L’expérimentation des peintres et de l’auteur avait entre autres pour but la captation, la fixation de l’impalpable et du mouvant. En plus de traiter la lumière et ses effets, ils ont cherché aussi dans leurs études à comprendre et à rendre visible la manifestation de la lumière sur les couleurs et la matière, et de les charger d’effets qui appellent les sens de l’observateur ou du lecteur. De fait, dans La balançoire, la toilette de la jeune femme se pare d’une densité matérielle réalisée par l’utilisation de contours difficilement repérables, ce qui permet de reproduire le mouvement et la fluidité propres à certains textiles. Zola se sert d’une autre méthode pour explorer le mouvement et la texture de la robe : il les exprime en utilisant une comparaison qui suscite chez son lecteur la sensation du toucher et la reconnaissance de la matière qui compose le vêtement : « ses jupons avaient des bruits de drapeau » (Zola, 1989, p. 80). Cette comparaison à un objet textile reconnu à la fois pour son aspect lisse et sonore offre au lecteur la possibilité d’identifier une étoffe satinée et luisante qui ressemble à de la soie ou du satin. D’ailleurs, la robe de La balançoire suppose la même texture par le reflet lustré de la lumière sur elle; l’observateur sait que seuls les tissus moirés ont la propriété de refléter la luminosité avec autant d’éclat.

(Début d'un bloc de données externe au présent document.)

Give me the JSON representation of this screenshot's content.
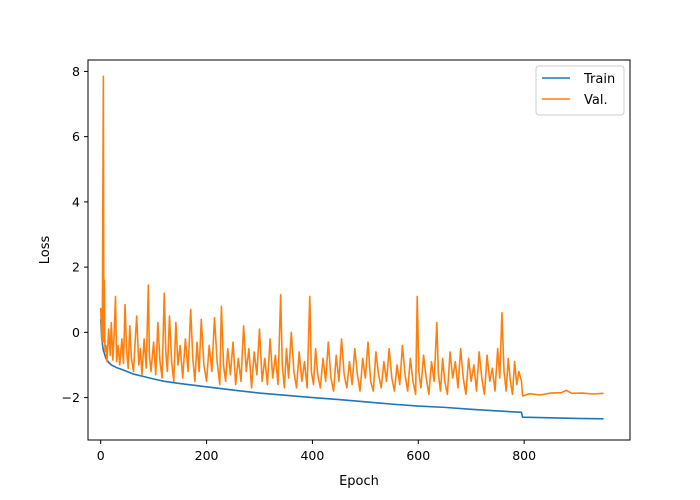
{
  "chart_data": {
    "type": "line",
    "title": "",
    "xlabel": "Epoch",
    "ylabel": "Loss",
    "xlim": [
      -24,
      1000
    ],
    "ylim": [
      -3.3,
      8.35
    ],
    "xticks": [
      0,
      200,
      400,
      600,
      800
    ],
    "yticks": [
      -2,
      0,
      2,
      4,
      6,
      8
    ],
    "grid": false,
    "legend_position": "top-right",
    "series": [
      {
        "name": "Train",
        "color": "#1f77b4",
        "points": [
          [
            0,
            0.4
          ],
          [
            2,
            -0.2
          ],
          [
            5,
            -0.55
          ],
          [
            10,
            -0.8
          ],
          [
            15,
            -0.92
          ],
          [
            20,
            -1.0
          ],
          [
            30,
            -1.08
          ],
          [
            40,
            -1.14
          ],
          [
            50,
            -1.2
          ],
          [
            60,
            -1.27
          ],
          [
            80,
            -1.35
          ],
          [
            100,
            -1.43
          ],
          [
            120,
            -1.5
          ],
          [
            150,
            -1.57
          ],
          [
            200,
            -1.67
          ],
          [
            250,
            -1.77
          ],
          [
            300,
            -1.86
          ],
          [
            350,
            -1.93
          ],
          [
            400,
            -2.0
          ],
          [
            450,
            -2.06
          ],
          [
            500,
            -2.13
          ],
          [
            550,
            -2.2
          ],
          [
            600,
            -2.26
          ],
          [
            650,
            -2.3
          ],
          [
            700,
            -2.36
          ],
          [
            750,
            -2.41
          ],
          [
            795,
            -2.45
          ],
          [
            797,
            -2.6
          ],
          [
            850,
            -2.62
          ],
          [
            900,
            -2.64
          ],
          [
            950,
            -2.65
          ]
        ]
      },
      {
        "name": "Val.",
        "color": "#ff7f0e",
        "points": [
          [
            0,
            0.75
          ],
          [
            2,
            -0.1
          ],
          [
            3,
            -0.3
          ],
          [
            5,
            7.85
          ],
          [
            6,
            -0.3
          ],
          [
            7,
            1.6
          ],
          [
            8,
            -0.6
          ],
          [
            10,
            -0.4
          ],
          [
            12,
            -0.9
          ],
          [
            15,
            0.1
          ],
          [
            18,
            -0.7
          ],
          [
            20,
            0.3
          ],
          [
            23,
            -0.85
          ],
          [
            25,
            -0.2
          ],
          [
            28,
            1.1
          ],
          [
            30,
            -0.9
          ],
          [
            33,
            -0.4
          ],
          [
            36,
            -1.0
          ],
          [
            40,
            -0.2
          ],
          [
            43,
            -0.95
          ],
          [
            46,
            0.85
          ],
          [
            49,
            -0.6
          ],
          [
            52,
            -1.1
          ],
          [
            55,
            0.2
          ],
          [
            58,
            -0.8
          ],
          [
            62,
            -1.2
          ],
          [
            65,
            -0.3
          ],
          [
            68,
            0.5
          ],
          [
            72,
            -1.0
          ],
          [
            75,
            -0.5
          ],
          [
            78,
            -1.3
          ],
          [
            82,
            -0.2
          ],
          [
            86,
            -1.1
          ],
          [
            90,
            1.45
          ],
          [
            92,
            -0.7
          ],
          [
            95,
            -1.2
          ],
          [
            100,
            -0.3
          ],
          [
            104,
            -1.3
          ],
          [
            108,
            0.3
          ],
          [
            112,
            -0.9
          ],
          [
            116,
            -1.4
          ],
          [
            120,
            1.2
          ],
          [
            123,
            -0.6
          ],
          [
            126,
            -1.2
          ],
          [
            130,
            0.5
          ],
          [
            134,
            -0.9
          ],
          [
            138,
            -1.5
          ],
          [
            142,
            0.3
          ],
          [
            146,
            -1.0
          ],
          [
            150,
            -0.4
          ],
          [
            155,
            -1.4
          ],
          [
            160,
            -0.2
          ],
          [
            165,
            -1.2
          ],
          [
            170,
            0.7
          ],
          [
            174,
            -0.8
          ],
          [
            178,
            -1.5
          ],
          [
            182,
            -0.3
          ],
          [
            186,
            -1.2
          ],
          [
            190,
            0.4
          ],
          [
            195,
            -1.0
          ],
          [
            200,
            -1.5
          ],
          [
            205,
            -0.4
          ],
          [
            210,
            -1.2
          ],
          [
            215,
            0.45
          ],
          [
            220,
            -0.9
          ],
          [
            225,
            -1.6
          ],
          [
            228,
            0.8
          ],
          [
            232,
            -1.0
          ],
          [
            236,
            -1.5
          ],
          [
            240,
            -0.5
          ],
          [
            245,
            -1.3
          ],
          [
            250,
            -0.3
          ],
          [
            255,
            -1.6
          ],
          [
            260,
            -0.8
          ],
          [
            265,
            -1.5
          ],
          [
            270,
            0.2
          ],
          [
            275,
            -1.2
          ],
          [
            280,
            -0.5
          ],
          [
            285,
            -1.7
          ],
          [
            290,
            -0.6
          ],
          [
            295,
            -1.3
          ],
          [
            300,
            0.1
          ],
          [
            305,
            -1.5
          ],
          [
            310,
            -0.8
          ],
          [
            315,
            -1.6
          ],
          [
            320,
            -0.2
          ],
          [
            325,
            -1.4
          ],
          [
            330,
            -0.7
          ],
          [
            335,
            -1.6
          ],
          [
            340,
            1.15
          ],
          [
            343,
            -1.0
          ],
          [
            347,
            -1.7
          ],
          [
            351,
            -0.5
          ],
          [
            355,
            -1.4
          ],
          [
            360,
            0.0
          ],
          [
            365,
            -1.2
          ],
          [
            370,
            -1.7
          ],
          [
            375,
            -0.6
          ],
          [
            380,
            -1.5
          ],
          [
            385,
            -0.9
          ],
          [
            390,
            -1.7
          ],
          [
            395,
            1.1
          ],
          [
            398,
            -1.2
          ],
          [
            402,
            -1.6
          ],
          [
            406,
            -0.5
          ],
          [
            410,
            -1.3
          ],
          [
            415,
            -1.7
          ],
          [
            420,
            -0.8
          ],
          [
            425,
            -1.5
          ],
          [
            430,
            -0.3
          ],
          [
            435,
            -1.4
          ],
          [
            440,
            -1.8
          ],
          [
            445,
            -0.7
          ],
          [
            450,
            -1.5
          ],
          [
            455,
            -0.2
          ],
          [
            460,
            -1.3
          ],
          [
            465,
            -1.7
          ],
          [
            470,
            -0.9
          ],
          [
            475,
            -1.6
          ],
          [
            480,
            -0.5
          ],
          [
            485,
            -1.3
          ],
          [
            490,
            -1.8
          ],
          [
            495,
            -0.8
          ],
          [
            500,
            -1.4
          ],
          [
            505,
            -0.3
          ],
          [
            510,
            -1.5
          ],
          [
            515,
            -1.8
          ],
          [
            520,
            -0.6
          ],
          [
            525,
            -1.3
          ],
          [
            530,
            -1.7
          ],
          [
            535,
            -0.9
          ],
          [
            540,
            -1.5
          ],
          [
            545,
            -0.5
          ],
          [
            550,
            -1.4
          ],
          [
            555,
            -1.8
          ],
          [
            560,
            -1.0
          ],
          [
            565,
            -1.6
          ],
          [
            570,
            -0.4
          ],
          [
            575,
            -1.3
          ],
          [
            580,
            -1.8
          ],
          [
            585,
            -0.8
          ],
          [
            590,
            -1.5
          ],
          [
            595,
            -1.9
          ],
          [
            598,
            1.1
          ],
          [
            601,
            -1.2
          ],
          [
            605,
            -1.7
          ],
          [
            610,
            -0.7
          ],
          [
            615,
            -1.4
          ],
          [
            620,
            -1.9
          ],
          [
            625,
            -0.9
          ],
          [
            630,
            -1.5
          ],
          [
            635,
            0.3
          ],
          [
            638,
            -1.3
          ],
          [
            642,
            -1.8
          ],
          [
            646,
            -0.8
          ],
          [
            650,
            -1.5
          ],
          [
            655,
            -1.9
          ],
          [
            660,
            -0.6
          ],
          [
            665,
            -1.4
          ],
          [
            670,
            -0.9
          ],
          [
            675,
            -1.7
          ],
          [
            680,
            -0.5
          ],
          [
            685,
            -1.4
          ],
          [
            690,
            -1.9
          ],
          [
            695,
            -0.8
          ],
          [
            700,
            -1.5
          ],
          [
            705,
            -1.0
          ],
          [
            710,
            -1.8
          ],
          [
            715,
            -0.6
          ],
          [
            720,
            -1.4
          ],
          [
            725,
            -1.9
          ],
          [
            730,
            -0.7
          ],
          [
            735,
            -1.5
          ],
          [
            740,
            -1.1
          ],
          [
            745,
            -1.8
          ],
          [
            750,
            -0.5
          ],
          [
            754,
            -1.4
          ],
          [
            758,
            0.6
          ],
          [
            762,
            -1.2
          ],
          [
            766,
            -1.8
          ],
          [
            770,
            -0.8
          ],
          [
            774,
            -1.5
          ],
          [
            778,
            -1.9
          ],
          [
            782,
            -0.9
          ],
          [
            786,
            -1.6
          ],
          [
            790,
            -1.2
          ],
          [
            795,
            -1.5
          ],
          [
            797,
            -1.95
          ],
          [
            810,
            -1.88
          ],
          [
            830,
            -1.92
          ],
          [
            850,
            -1.86
          ],
          [
            870,
            -1.85
          ],
          [
            880,
            -1.78
          ],
          [
            890,
            -1.87
          ],
          [
            910,
            -1.86
          ],
          [
            930,
            -1.89
          ],
          [
            950,
            -1.87
          ]
        ]
      }
    ]
  }
}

La texture associée à la lumière et à la couleur est aussi analysée dans La prune de Manet, et le souci descriptif dont témoigne Zola pour la peau5 lors de la scène du café rejoint une des tendances du peintre, qui s’appliquait à donner à la chair de ses personnages féminins le plus de vigueur possible. À cet effet, J.-P. Leduc-Adine souligne que l’attention portée à la chair humaine résulte d’une « volonté de réhabiliter le corps humain » (1991, p. 17), d’en étudier le grain et de l’élever au rang d’objet digne d’étude artistique et de création. En ce sens, cette ambition témoigne de la modernité picturale de l’époque, qui voulait que le sujet représenté soit un prétexte au travail artistique de la matière et des effets lumineux sur elle, et ainsi solliciter les sensations tactiles de l’observateur :
le choix de Manet se fait en fonction de la peinture, seule pierre de touche pour lui, comme Zola l’analyse quand il montre que dans Olympia, le bouquet n’est que prétexte à la nécessité de “taches claires et lumineuses”, la négresse et le chat que prétextes à la nécessité de taches noires. “Le tableau est un simple prétexte à l’analyse”. (Leduc-Adine, 1991, p. 24)
Prétexte à l’analyse, mais aussi à l’exploitation de l’ombre, des polarités et des mariages chromatiques. Tout comme Zola, Manet se montre soucieux du détail pour rendre ses contrastes harmonieux. Dans La prune, le teint de l’épiderme épouse la couleur de la robe, le blond de la chevelure rejoint la clarté du bois mural, et les lèvres de la femme — qu’il a souhaité mettre en évidence — sont du même ton que la peau, mais en plus vif. Cette ambition d’harmonisation des contrastes est aussi perceptible dans l’écriture de Zola, qui dépeint Gervaise avec « les coins de ses lèvres d’un rose pâle, un peu mouillé, laissant voir le rouge vif de sa bouche » (Zola, 2000, p. 77). Cette description de la bouche vient mettre en contraste, mais de façon mélodique, la teinte et la texture du visage (visage de blonde, transparence laiteuse de fine porcelaine). Association harmonieuse des couleurs qui correspond en tous points au projet artistique impressionniste décrit ainsi par Zola : « L’œuvre d’art n’est plus qu’un rectangle de toile avec des couleurs et des formes, un simple réseau de relations dont le peintre est seul maître. » (Zola, cité par Leduc-Adine, 1991, p. 24)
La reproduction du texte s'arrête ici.